FACT: Engines are one of the most popular items shipped through pallet networks. But despite engines being shipped so frequently, people still aren't sure how to package them correctly.
The most common reason pallet couriers refuse engines is because they have not been prepared properly or packed well enough. Damage then becomes a much higher risk - not only to the engine itself, but to everyone involved in handing the pallet.
But what exactly is the right way to prepare an engine?
Learn how to protect your engine in transit with our simple expert preparation tips!
Avoid Cutting Corners!
All engines can prove costly to ship due to the weight and risk involved in transporting them, but this cost can grow if the engine hasn't been packaged or prepared carefully enough for transit.
For this reason, it's better not to cut corners when it comes to the safety of your engine!

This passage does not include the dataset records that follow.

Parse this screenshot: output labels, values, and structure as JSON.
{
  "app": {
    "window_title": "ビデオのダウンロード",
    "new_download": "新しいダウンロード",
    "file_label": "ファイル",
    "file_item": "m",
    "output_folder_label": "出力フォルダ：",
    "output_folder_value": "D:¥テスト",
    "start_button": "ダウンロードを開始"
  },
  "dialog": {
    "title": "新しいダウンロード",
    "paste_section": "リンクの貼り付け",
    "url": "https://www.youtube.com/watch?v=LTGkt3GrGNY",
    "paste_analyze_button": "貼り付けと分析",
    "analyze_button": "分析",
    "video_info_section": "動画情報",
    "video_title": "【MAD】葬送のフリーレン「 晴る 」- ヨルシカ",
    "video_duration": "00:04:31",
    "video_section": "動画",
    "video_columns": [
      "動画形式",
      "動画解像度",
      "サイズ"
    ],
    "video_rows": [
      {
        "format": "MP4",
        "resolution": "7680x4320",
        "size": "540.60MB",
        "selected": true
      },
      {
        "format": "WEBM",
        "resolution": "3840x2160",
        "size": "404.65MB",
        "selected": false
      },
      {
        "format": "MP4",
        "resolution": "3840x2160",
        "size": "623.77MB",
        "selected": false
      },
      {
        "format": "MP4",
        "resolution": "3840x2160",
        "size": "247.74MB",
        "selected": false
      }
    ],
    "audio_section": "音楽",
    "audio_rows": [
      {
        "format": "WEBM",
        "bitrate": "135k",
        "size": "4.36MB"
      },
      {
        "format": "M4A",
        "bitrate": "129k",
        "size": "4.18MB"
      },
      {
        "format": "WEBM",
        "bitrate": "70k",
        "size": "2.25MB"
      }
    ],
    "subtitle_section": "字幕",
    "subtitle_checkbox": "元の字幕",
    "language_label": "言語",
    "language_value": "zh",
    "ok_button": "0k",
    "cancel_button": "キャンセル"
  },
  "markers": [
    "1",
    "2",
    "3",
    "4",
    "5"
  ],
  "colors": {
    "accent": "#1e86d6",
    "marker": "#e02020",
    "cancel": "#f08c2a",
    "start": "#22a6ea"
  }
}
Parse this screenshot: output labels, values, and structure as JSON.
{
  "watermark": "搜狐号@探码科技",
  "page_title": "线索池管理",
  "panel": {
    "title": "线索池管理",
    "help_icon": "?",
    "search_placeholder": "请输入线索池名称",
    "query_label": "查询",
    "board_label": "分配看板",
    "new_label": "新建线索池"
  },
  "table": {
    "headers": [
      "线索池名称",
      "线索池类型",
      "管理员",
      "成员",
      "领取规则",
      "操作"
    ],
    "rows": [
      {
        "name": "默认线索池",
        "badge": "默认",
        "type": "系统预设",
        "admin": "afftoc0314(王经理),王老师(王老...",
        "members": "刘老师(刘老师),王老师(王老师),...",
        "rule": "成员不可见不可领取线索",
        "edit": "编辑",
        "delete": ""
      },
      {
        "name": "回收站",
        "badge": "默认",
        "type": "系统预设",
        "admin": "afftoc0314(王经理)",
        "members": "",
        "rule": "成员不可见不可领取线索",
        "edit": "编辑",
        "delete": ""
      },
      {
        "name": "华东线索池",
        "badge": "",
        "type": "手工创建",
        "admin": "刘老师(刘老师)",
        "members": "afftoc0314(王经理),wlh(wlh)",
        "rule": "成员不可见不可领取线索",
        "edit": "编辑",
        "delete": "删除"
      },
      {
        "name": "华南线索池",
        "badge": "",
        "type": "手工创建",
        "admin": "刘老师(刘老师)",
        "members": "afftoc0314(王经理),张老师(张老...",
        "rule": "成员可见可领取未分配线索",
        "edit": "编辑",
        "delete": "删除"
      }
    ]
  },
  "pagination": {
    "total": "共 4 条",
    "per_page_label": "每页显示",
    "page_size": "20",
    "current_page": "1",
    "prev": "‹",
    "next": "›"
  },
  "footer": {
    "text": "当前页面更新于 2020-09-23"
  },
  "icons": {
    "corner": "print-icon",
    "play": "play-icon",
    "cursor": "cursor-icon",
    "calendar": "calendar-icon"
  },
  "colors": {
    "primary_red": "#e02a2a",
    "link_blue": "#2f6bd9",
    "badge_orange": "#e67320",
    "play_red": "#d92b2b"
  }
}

Rushing the packing process will only increase the chance of your engine becoming damaged, or worse-case scenario, your pallet courier refusing to handle it entirely.
Drain All Fluids from the Engine
If your engine has been used in the past, it will have contained oil. Even if you frain the oil tank entirely, there may be still be traces of oil, or even residual liquids in the pan.
You must drain as much fluid as possible from your engine before you position it on the pallet - that's ALL fluid, including water.
An engine that leaks doesn't just create a serious slip hazard for anyone tasked with handling it, it is also a huge fire risk as the fluids are highly flammable, so it's crucial that you take the time to drain your engine properly and thoroughly.
To do this, place an absorbent material underneath your engine and carefully drain the oil reservoir; The material should soak everything up with no spills!
Don't worry if you don't have any absorbent pads or cloths like the ones pictured. An old double-folded towel, carpet cut offs, or some cardboard will do the trick!
We'd recommend leaving the engine overnight on the absorbent material, allowing time for any residual liquids to clear up before placing your engine on the pallet.
Once you're confident that there's no more oil or water in the engine, you can then safely load it onto a pallet for transit.
Use Industrial-Standard Ratchet Straps
We all know that engines aren't cheap! The last thing you'd want is it coming loose or even falling off the pallet.
But did you know that by using additional support like ratchet straps, you can easily make sure your engine doesn't tip or move in transit?
You can use industrial-standard straps or steel banding to tie your engine down; Both will hold the weight of your engine without snapping.
As with all pallet networks, goods can be moved several times before reaching the delivery point, so strapping your engine to the pallet will maximise its safety!
We'd recommend using at least 2 ratchet straps or steel bands, but you can always use more for added protection.
And where possible, try to avoid using rope as this can't be tightened very well and is prone to coming loose!
Take Care When Applying Shrink Wrap
While you may be no stranger to packing pallets, shrink wrapping an engine is slightly different and requires more attention.
Start by applying a couple of thick layers of shrink wrap to help prevent your engine from slipping. Shrink wrap will also act as a safety blanket, preventing surface scratches and keeping external parts together.
But shrink wrapping on its own is not nearly enough to protect your engine during its journey.
It will certainly help prevent slipping, but without strapping your engine to the pallet, there is still room for movement.
Plus, if you decide to shrink wrap your engine, you will need to leave a small gap where the oil reservoir is so that the driver can complete their checks with the dipstick!
Where you can cover the engine, you should! But make sure the dipstick is visible and usable at all times.
If you decide not to shrink wrap your engine, you should have plenty of straps securing it to the pallet; Your engine should not move!
Follow The Guidelines
Lastly, while preparing your engine for shipping may already seem like a time-consuming process, having your pallet refused is much more costly and less convenient not only for you, but for your customer too!
Preparing and packing your engine in line with these guidelines drastically reduces the risk of your engine being refused or damaged during transit - saving you time and money in the long run.
For additional protection, you can also crate your engine once it has been strapped down and shrink wrapped to prevent damage.
If you have ticked all the points above, your engine should be safe to ship and you can now book your engine pallet delivery!